In simple terms, homosociality means that a certain social context is limited to, or is strongly dominated by, same-sex individuals. The concept was developed in the field of gender research to explain how men identify with, are drawn to and understand their social position in relation to other men. Women are excluded from these social contexts, partly to keep them from interfering with the often fairly intimate culture and partly because, based on established power structures, they do not possess the economic, social and political resources that would otherwise make it worthwhile to include them. Jokes about decisions being made in the sauna or on the golf course refer to homosocial contexts in real life, where men by tradition meet in informal environments to which women are not invited or explicitly welcome.

The concept of male homosocial desire points to how the homosocial groupings that the superordination of men rests upon often exhibit a split attitude to sexuality. At the same time as the single-sex social environments can be very intimate, it can be part of the jargon to express homophobic attitudes (see also heteronormativity). Examples of this can be found in both ice hockey locker rooms and exclusive gentlemen’s clubs.

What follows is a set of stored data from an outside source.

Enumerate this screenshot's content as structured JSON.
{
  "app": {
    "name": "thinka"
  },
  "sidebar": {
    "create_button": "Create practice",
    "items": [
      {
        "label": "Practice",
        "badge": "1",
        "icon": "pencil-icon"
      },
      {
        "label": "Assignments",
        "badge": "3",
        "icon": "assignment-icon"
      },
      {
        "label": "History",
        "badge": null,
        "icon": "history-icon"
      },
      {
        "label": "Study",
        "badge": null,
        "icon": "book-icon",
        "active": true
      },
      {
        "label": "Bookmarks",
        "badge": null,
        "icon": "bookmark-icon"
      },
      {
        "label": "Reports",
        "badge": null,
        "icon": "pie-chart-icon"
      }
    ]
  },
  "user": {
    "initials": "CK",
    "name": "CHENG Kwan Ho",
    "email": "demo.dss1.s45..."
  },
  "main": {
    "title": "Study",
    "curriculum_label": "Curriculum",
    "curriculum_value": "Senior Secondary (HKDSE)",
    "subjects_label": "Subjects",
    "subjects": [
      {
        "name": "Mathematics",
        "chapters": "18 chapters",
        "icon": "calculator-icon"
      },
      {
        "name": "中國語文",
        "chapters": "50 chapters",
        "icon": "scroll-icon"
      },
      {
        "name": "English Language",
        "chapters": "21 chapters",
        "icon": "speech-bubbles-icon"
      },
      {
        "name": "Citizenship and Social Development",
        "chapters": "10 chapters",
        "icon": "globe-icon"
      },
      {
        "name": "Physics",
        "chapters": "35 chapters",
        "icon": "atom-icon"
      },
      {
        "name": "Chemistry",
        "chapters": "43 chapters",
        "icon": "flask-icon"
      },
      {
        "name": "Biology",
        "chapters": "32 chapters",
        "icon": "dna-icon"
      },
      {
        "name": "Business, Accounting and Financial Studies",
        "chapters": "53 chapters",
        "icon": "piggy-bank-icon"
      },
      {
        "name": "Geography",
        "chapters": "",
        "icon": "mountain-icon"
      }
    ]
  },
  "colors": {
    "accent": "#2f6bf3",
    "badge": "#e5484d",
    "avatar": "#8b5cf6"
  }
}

Homosociality can have an impact in both recruitment and nomination processes, for example when boards are appointed (see also quotas and quota systems). Men benefit from approaching and mimicking other men and tend to select more men than women to their group or context. Organisational research shows how the presence of a few women in a male homosocial context becomes very noticeable, and that this leads to a strong emphasis on women’s ‘non-standard’ traits and features. For women who want to reach important positions, the logical strategy instead becomes to stress that they can make unique contributions.